Students will recognise and be able to explain continuations, developments and changes in medicine. Students will be able to place the period into the correct chronological framework. Students will be able to explain why Galen’s work was still so relevant and make assertions as to the significance of Islamic medicine on modern European practices. Week 1, Lesson 1 Provide students with a timeline of the Early Modern period. Students should add to this as they work through the Unit. Read through Section 9. 1. Discuss and answer the questions. Week 1, Lessons 2&3 Look at source material relating to Galen’s work. How does this compare with medical theories previously taught? Which of his ideas are new and which are ‘borrowed’.

What changes in society helped Galen and other medical practitioners conduct their research and medical practises?
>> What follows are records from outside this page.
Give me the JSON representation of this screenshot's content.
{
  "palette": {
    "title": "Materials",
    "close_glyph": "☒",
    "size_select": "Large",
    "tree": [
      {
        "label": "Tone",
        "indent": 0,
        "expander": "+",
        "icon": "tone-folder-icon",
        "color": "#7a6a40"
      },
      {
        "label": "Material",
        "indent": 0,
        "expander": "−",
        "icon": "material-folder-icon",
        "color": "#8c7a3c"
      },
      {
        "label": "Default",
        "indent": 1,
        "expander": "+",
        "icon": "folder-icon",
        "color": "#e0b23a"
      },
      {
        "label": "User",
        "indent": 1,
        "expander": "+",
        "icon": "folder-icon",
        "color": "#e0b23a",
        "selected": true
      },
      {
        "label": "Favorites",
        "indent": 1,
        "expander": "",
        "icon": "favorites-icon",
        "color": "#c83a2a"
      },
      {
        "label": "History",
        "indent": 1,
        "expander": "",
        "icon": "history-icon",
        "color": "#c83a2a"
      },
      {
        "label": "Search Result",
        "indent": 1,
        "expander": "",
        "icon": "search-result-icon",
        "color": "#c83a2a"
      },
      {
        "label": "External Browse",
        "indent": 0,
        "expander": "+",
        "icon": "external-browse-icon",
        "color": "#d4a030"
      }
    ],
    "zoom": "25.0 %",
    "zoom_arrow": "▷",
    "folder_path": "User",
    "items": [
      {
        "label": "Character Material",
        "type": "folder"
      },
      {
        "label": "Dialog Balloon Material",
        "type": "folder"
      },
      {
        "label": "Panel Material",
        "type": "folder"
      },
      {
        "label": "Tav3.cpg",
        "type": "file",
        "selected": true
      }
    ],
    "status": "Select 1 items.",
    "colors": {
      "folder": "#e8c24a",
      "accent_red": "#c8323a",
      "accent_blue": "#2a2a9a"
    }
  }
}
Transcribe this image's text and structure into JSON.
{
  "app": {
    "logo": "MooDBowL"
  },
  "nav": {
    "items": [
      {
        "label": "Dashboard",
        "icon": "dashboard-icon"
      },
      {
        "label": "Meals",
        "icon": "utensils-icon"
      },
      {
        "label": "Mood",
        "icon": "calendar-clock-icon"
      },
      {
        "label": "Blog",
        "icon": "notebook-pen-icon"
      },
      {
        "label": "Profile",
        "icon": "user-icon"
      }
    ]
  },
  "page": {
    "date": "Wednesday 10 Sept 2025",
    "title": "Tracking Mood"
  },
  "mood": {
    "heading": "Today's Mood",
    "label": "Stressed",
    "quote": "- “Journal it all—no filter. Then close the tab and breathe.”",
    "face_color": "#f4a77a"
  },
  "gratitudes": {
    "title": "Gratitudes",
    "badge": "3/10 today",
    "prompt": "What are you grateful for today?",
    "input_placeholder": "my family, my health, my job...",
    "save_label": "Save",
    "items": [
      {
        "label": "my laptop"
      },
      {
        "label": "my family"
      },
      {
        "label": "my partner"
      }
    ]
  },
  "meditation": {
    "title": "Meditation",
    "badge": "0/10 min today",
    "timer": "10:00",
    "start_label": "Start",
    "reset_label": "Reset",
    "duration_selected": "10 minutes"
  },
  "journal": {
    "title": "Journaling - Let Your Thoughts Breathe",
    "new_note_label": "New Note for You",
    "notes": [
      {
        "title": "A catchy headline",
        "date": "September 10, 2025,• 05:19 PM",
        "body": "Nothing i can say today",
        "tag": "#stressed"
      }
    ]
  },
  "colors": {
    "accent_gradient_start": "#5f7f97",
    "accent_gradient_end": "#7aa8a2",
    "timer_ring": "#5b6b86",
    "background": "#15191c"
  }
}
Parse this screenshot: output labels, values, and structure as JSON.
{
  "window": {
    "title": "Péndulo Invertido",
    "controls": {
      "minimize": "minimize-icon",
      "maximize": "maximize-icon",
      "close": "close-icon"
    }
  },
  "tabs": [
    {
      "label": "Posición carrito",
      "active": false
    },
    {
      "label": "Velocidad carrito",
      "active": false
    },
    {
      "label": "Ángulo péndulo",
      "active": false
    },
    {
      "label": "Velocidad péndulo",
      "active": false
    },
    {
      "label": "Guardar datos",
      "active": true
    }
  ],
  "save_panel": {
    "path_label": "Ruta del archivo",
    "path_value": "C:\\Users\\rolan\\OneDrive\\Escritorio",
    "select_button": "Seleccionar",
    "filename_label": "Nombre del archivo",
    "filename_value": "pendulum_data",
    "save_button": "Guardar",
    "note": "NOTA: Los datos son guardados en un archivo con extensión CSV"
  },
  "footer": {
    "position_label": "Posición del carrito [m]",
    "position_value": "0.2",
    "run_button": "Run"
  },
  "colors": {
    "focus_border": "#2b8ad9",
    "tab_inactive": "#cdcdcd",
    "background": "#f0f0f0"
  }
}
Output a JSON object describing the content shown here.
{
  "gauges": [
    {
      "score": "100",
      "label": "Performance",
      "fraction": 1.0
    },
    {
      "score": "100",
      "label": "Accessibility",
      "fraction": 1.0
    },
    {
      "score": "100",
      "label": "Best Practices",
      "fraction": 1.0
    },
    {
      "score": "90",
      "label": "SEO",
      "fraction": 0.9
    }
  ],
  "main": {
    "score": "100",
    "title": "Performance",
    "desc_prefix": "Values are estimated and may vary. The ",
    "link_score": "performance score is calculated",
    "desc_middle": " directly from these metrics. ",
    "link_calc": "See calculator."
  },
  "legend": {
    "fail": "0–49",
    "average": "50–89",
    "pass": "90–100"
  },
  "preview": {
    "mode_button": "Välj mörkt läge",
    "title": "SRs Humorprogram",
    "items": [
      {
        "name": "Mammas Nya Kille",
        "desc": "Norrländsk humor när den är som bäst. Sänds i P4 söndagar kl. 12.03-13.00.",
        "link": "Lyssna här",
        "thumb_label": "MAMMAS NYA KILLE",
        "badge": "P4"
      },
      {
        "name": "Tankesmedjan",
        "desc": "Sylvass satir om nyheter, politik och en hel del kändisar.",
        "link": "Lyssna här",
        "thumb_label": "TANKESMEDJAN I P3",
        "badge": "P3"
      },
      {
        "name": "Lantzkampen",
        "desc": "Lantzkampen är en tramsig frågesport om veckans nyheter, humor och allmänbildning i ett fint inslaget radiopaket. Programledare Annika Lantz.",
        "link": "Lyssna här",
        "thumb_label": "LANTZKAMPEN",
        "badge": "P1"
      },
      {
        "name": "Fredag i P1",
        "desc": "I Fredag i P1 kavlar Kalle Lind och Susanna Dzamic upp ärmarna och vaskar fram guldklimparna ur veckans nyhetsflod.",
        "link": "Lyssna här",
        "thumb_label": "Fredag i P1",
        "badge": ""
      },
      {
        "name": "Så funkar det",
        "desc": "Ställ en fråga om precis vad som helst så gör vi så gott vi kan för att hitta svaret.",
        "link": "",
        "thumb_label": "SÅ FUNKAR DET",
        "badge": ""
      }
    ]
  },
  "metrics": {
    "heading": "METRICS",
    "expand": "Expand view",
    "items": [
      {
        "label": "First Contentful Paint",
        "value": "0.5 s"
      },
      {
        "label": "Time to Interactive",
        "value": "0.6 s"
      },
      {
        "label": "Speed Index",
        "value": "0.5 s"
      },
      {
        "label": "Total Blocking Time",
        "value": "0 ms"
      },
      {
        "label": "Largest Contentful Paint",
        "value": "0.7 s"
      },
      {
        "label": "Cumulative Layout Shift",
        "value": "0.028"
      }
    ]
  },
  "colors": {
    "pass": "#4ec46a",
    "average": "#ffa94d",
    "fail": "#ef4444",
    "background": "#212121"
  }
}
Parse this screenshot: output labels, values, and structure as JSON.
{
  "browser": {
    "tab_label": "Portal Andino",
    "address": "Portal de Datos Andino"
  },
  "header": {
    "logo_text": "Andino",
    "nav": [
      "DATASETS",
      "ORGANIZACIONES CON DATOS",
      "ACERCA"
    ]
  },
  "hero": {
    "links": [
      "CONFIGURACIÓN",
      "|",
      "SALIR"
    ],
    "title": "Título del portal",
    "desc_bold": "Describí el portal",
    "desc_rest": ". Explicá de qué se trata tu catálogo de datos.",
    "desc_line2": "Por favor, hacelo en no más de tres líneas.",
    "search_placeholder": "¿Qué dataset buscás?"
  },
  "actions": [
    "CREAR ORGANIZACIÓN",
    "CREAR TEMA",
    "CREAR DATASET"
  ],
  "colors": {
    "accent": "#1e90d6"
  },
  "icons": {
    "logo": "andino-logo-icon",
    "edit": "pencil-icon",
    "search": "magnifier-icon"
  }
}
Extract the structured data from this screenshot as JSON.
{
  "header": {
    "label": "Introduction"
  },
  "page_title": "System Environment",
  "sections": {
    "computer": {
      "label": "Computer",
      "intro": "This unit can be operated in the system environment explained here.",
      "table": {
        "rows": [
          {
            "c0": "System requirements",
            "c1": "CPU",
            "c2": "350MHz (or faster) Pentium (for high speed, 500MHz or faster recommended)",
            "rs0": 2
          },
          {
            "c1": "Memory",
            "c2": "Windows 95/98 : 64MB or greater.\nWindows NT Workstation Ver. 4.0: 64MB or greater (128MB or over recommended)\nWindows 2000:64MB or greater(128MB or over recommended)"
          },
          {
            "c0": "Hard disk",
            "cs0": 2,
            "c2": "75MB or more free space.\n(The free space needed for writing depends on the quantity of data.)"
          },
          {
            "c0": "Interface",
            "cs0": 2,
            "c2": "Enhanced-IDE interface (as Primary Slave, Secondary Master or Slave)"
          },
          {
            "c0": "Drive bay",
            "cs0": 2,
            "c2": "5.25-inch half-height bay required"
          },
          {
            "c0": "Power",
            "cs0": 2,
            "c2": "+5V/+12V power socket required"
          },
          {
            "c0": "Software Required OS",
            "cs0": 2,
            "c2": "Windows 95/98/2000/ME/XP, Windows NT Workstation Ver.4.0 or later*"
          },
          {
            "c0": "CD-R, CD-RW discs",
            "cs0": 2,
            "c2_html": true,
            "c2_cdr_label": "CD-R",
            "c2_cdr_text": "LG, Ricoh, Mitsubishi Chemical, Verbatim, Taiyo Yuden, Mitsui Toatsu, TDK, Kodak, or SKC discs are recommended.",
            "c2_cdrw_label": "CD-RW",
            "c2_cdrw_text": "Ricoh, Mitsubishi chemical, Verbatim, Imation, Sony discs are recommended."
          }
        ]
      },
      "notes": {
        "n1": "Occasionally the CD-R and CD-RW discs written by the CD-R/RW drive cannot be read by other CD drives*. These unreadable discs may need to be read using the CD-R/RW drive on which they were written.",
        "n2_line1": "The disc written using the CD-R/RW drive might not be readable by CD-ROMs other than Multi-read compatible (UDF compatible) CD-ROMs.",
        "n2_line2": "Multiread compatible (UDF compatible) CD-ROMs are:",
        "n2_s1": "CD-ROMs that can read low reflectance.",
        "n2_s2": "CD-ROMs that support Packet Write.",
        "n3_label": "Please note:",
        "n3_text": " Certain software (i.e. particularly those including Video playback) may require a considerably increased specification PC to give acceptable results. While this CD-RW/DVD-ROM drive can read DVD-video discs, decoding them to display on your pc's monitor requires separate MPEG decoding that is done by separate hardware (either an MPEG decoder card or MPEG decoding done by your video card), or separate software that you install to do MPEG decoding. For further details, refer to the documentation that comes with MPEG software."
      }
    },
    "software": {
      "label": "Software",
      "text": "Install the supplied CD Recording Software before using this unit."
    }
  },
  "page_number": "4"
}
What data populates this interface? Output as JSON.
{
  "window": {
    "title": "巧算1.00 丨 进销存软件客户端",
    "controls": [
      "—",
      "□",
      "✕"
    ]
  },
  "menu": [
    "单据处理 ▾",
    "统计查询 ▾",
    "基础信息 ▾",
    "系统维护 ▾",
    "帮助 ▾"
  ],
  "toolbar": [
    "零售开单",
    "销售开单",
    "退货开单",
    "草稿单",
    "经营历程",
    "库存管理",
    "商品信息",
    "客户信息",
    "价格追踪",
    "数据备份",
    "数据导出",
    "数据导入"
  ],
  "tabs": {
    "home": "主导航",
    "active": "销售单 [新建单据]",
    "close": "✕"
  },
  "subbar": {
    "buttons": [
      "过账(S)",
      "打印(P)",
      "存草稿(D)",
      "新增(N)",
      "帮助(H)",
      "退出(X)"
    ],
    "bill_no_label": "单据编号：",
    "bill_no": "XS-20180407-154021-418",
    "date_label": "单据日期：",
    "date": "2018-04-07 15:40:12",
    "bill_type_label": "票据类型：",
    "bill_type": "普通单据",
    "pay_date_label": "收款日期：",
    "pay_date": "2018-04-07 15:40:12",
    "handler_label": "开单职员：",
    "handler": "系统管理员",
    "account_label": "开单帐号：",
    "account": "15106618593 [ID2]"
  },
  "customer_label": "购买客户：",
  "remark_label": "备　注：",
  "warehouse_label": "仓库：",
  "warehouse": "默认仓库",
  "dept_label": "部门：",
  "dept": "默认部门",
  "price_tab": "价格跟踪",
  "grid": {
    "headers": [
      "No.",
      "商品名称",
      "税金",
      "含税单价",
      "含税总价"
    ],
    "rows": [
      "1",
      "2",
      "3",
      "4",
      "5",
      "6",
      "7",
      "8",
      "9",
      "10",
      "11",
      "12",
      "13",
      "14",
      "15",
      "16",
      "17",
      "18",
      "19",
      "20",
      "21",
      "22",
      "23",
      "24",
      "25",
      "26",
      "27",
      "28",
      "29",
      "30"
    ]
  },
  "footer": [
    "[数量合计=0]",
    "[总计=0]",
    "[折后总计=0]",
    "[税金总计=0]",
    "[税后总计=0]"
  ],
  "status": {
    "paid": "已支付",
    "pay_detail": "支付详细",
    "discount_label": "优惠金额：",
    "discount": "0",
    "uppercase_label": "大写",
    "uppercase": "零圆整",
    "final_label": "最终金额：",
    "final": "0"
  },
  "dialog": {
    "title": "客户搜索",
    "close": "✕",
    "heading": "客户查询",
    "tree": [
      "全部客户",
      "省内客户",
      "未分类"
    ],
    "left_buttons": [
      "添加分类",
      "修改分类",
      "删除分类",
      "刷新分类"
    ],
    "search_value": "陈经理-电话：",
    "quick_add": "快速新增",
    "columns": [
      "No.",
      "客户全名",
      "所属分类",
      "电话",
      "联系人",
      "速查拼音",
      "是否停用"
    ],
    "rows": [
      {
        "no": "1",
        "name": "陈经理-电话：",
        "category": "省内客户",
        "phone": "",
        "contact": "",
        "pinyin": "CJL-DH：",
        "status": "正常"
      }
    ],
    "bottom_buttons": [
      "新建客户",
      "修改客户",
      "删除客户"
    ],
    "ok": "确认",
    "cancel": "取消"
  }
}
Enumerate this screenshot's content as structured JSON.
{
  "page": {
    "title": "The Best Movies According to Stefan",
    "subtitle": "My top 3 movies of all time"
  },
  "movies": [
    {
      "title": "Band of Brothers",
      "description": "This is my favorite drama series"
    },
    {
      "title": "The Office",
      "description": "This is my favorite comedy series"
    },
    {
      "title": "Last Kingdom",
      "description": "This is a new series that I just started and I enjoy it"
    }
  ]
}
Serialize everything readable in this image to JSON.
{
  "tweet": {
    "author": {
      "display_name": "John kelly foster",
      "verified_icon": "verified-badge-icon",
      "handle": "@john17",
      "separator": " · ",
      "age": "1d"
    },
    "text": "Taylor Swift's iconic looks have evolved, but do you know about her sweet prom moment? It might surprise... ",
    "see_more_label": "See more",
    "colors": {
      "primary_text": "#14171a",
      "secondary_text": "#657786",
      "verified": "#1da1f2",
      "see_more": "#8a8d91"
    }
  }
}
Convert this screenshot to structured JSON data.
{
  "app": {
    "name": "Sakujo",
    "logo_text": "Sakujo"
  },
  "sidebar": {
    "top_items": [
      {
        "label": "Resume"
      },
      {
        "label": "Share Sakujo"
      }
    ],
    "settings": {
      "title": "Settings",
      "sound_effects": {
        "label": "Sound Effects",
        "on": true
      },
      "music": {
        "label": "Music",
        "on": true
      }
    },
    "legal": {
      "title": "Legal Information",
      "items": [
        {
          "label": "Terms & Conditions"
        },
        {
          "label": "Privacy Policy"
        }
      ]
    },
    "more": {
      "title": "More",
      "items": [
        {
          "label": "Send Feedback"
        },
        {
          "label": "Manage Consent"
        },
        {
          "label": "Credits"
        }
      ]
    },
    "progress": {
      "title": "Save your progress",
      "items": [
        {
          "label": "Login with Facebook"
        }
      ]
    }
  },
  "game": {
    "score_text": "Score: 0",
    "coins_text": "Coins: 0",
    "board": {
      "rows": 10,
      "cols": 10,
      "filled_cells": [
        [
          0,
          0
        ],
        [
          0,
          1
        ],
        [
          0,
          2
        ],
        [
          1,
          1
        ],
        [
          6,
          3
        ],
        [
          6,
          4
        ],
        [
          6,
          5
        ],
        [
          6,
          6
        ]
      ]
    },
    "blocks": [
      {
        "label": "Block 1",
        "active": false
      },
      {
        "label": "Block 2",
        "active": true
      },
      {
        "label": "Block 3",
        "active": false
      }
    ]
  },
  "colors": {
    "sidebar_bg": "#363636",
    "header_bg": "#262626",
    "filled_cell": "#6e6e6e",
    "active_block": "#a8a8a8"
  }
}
Homework: Complete the tasks in Unit 9. 2. Week 2, Lesson 1 Resources: Text Book, String/ rope, knife. Use Source L as the basis for a demonstration of how an amputation may have occurred. Discuss the methods used by Pare. What enabled him to make improvements to Medical knowledge? Week 2, Lessons 2&3 Work through the questions on Pare in unit 9. 3. Provide a writing frame for Question 1e and 2a. Discuss the possible answers to question 4 in detail. Students to finish work at home and make notes on William Harvey in preparation for the following lesson. Week 3, Lesson 1.

Work through the answers to the tasks in Unit 9. 4. These tasks should be completed as homework. Week 3, Lessons 2&3 Assessment: Based on the source material in Unit 9. 5 Homework: Complete chart from Unit 9. 6. Students should make notes on Unit 10. Double check completion of glossary and timeline for all students during this lesson. Unit 8: Infectious Disease Time allowed: Three weeks This unit covers elements of: Key Issue 1 (Progress in the understanding of the cause and cure of illness), 2 (developments in anatomy and surgery) and contributes to NEAB Unit Award Scheme. Learning Outcomes Students will recognise and be able to explain continuations, developments and changes in medicine.

Students will be able to place the period into the correct chronological framework. Student will be able to explain how Jenner made his discoveries. Students will be able to describe the significance of Jenners work. Students will be able to define key words and use them with good effect in answers. Week 1, Lesson 1 Read through Sources B-G, Unit 11. 1 Answer questions from text book.


Biography of Edward Jenner. Week 1, Lessons 2&3 Read through pages 82-87. Add each new word to the students glossary. Complete tasks at end of unit. (These can easily be broken down into sections to address at various stages of the lesson). Homework: Complete the tasks and create biographies of Pasteur and Koch. Week 2, Le.